Today, I was at the Post Office (AGAIN)! I know they hate me!!!! One sweet and aggressive female worker knows me by name. She happened to be the one that shipped off my packages today. After our introductions, she asked what the packages were for. I told her, “Some of the packages will go to organizations that are open to information on adoption, and the other packages will go to a few birth mothers out of the States.” “Birth mother… Are you a birth mother?” She asked, really confused. I said, “Yeah” (Trying to be all chill about it). Then, she began questioning me: “Do you know your child; do you get to see him; CAN YOU TAKE HIM BACK?” I smiled throughout our conversation, because I thought it was amusing how much she did not know about open adoption.
Shout Your Adoption
Fourteen years ago I walked into an abortion center, scared and alone, with the lie that abortion is the only way out… The only way that I could move on and pursue my future goals. I was very young and naive at the time, so I had a lot of pressure from others around me that abortion was the only option – mainly pressure from my mother. Though, because there were faithful sidewalk advocates praying for me outside the abortion center that day, I chose life for my son. Then, ten months later, I made the courageous decision to place him for adoption. I would never go back on my decision of life for my birth son, nor my decision of adoption for him. We are both so grateful for that option. When parenting is not an option, adoption is so empowering, loving , sacrificial, selfless, unique, bold and courageous. I am a proud birth mother and my son is a proud adoptee.

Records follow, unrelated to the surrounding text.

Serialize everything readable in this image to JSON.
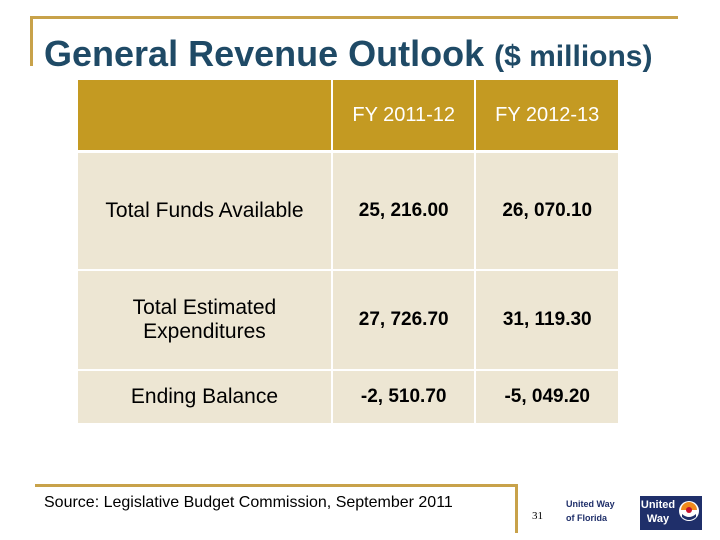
{
  "title": {
    "main": "General Revenue Outlook ",
    "suffix": "($ millions)"
  },
  "table": {
    "headers": [
      "",
      "FY 2011-12",
      "FY 2012-13"
    ],
    "rows": [
      {
        "label": "Total Funds Available",
        "values": [
          "25, 216.00",
          "26, 070.10"
        ]
      },
      {
        "label": "Total Estimated Expenditures",
        "values": [
          "27, 726.70",
          "31, 119.30"
        ]
      },
      {
        "label": "Ending Balance",
        "values": [
          "-2, 510.70",
          "-5, 049.20"
        ]
      }
    ]
  },
  "source": "Source:  Legislative Budget Commission, September 2011",
  "page_number": "31",
  "logo": {
    "org_text": "United Way of Florida",
    "badge_text": "United Way",
    "icon": "united-way-hand-icon"
  },
  "colors": {
    "accent": "#c8a24a",
    "header_fill": "#c49a22",
    "cell_fill": "#ede6d3",
    "title": "#1f4a66",
    "logo_blue": "#1f2f6a"
  }
}
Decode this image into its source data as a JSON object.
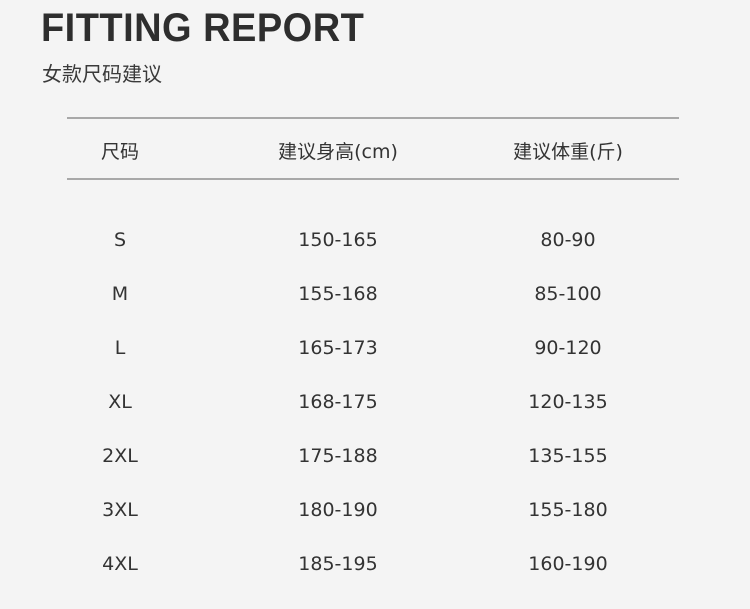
{
  "title": "FITTING REPORT",
  "subtitle": "女款尺码建议",
  "table": {
    "headers": [
      "尺码",
      "建议身高(cm)",
      "建议体重(斤)"
    ],
    "rows": [
      [
        "S",
        "150-165",
        "80-90"
      ],
      [
        "M",
        "155-168",
        "85-100"
      ],
      [
        "L",
        "165-173",
        "90-120"
      ],
      [
        "XL",
        "168-175",
        "120-135"
      ],
      [
        "2XL",
        "175-188",
        "135-155"
      ],
      [
        "3XL",
        "180-190",
        "155-180"
      ],
      [
        "4XL",
        "185-195",
        "160-190"
      ]
    ]
  }
}
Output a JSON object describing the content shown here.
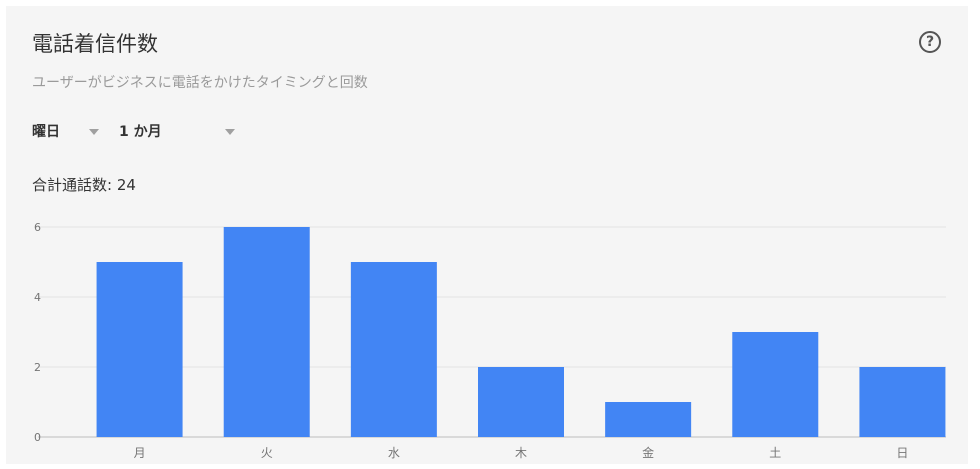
{
  "card": {
    "title": "電話着信件数",
    "help_icon_glyph": "?",
    "subtitle": "ユーザーがビジネスに電話をかけたタイミングと回数",
    "period_select": {
      "label": "曜日",
      "icon": "chevron-down-icon"
    },
    "range_select": {
      "label": "1 か月",
      "icon": "chevron-down-icon"
    },
    "total_calls": "合計通話数: 24"
  },
  "colors": {
    "bar": "#4285f4",
    "grid": "#e2e2e2",
    "axis": "#bdbdbd",
    "tick_text": "#757575"
  },
  "chart_data": {
    "type": "bar",
    "categories": [
      "月",
      "火",
      "水",
      "木",
      "金",
      "土",
      "日"
    ],
    "values": [
      5,
      6,
      5,
      2,
      1,
      3,
      2
    ],
    "ylim": [
      0,
      6
    ],
    "yticks": [
      "0",
      "2",
      "4",
      "6"
    ],
    "title": "",
    "xlabel": "",
    "ylabel": "",
    "grid": true
  }
}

National Adoption Awareness Month
Surely you know by now it’s National Adoption Awareness Month! Woo Hoo! How does this month relate to me? It not only speaks to me because I am a birth mother, but also because I am a sidewalk advocate. This month highlights how many hurting, but brave women I have seen walk in and out of abortion centers towards a parenting or adoption plan.
This month highlights the time that I had amazing people around me who spoke with me about the option of adoption when I was facing an unplanned pregnancy at the age of sixteen: Sidewalk advocates, the Liberty Godparent Home and Family Life Services. This month shows me how much my birth son’s incredible (adoptive) mother and father love him; because I am a mother now myself, and I cannot imagine not having these precious children to squeeze, kiss, serve and love. This month reminds me of how blessed I am with a husband of almost ten years who has loved me unconditionally, and has had to hear me talk about abortion and adoption – all of this time we have been together;). Most importantly, this month is about God’s reminder of His love for me when I chose the option of adoption, instead of walking back into the abortion center for my scheduled appointment. God is good y’all! Reminiscing is good.

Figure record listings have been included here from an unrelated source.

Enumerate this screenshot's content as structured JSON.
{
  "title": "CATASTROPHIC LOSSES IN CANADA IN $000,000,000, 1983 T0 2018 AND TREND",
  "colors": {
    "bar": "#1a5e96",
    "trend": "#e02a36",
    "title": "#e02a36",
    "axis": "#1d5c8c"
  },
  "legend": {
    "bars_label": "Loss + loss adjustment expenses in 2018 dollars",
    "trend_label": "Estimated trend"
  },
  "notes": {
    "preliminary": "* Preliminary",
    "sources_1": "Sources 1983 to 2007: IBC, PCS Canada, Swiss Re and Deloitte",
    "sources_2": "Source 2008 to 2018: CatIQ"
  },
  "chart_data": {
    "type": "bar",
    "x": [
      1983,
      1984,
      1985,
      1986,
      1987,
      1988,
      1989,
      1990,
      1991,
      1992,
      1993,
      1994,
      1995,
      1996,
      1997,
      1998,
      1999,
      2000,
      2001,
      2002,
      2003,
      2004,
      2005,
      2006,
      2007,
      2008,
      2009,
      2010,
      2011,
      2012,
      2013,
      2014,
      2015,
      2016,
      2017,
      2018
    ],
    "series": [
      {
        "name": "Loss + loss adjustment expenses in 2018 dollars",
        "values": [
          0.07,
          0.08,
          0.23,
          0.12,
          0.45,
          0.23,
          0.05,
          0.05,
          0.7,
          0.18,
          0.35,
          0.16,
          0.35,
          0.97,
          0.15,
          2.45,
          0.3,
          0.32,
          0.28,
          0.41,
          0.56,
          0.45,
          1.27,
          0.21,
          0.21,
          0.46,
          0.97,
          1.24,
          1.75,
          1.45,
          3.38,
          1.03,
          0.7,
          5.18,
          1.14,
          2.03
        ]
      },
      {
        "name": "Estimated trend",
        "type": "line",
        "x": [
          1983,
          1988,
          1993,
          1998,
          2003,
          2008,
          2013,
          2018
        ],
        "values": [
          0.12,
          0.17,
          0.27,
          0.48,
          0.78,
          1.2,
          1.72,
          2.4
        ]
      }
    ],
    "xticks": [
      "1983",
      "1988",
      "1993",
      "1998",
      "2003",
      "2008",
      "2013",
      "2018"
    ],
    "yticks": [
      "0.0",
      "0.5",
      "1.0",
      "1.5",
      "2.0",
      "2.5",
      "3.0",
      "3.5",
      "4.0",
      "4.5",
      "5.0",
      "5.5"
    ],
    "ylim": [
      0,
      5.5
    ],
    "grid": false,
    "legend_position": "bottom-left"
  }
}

When she asked if I wanted to take my birth son back, I then asked her, “Why would I take him back?” I continued, “He’s not mine to take back – he’s happy, he can contact me anytime he wants to, and I am at peace knowing that I made the right decision for him during that time in my life.” She said, “Excuse me,” and left the room (And, by the way, everyone in that room around us had listened to our conversation thus far – dead silence). She came back after two minutes, and I didn’t know what to expect. I asked her if she was o.k., since she had tears rolling down her face. She said that she was so moved by my story and my sacrifice to place my birth son. She conveyed that she is adopted herself, and never thought of searching for her birth mother until now. I proclaimed, “I am the one thankful for the option of adoption – I could have never felt an alternative from abortion without that option.” Everyone who was in that room today now has a new perspective of adoption, and what it is today.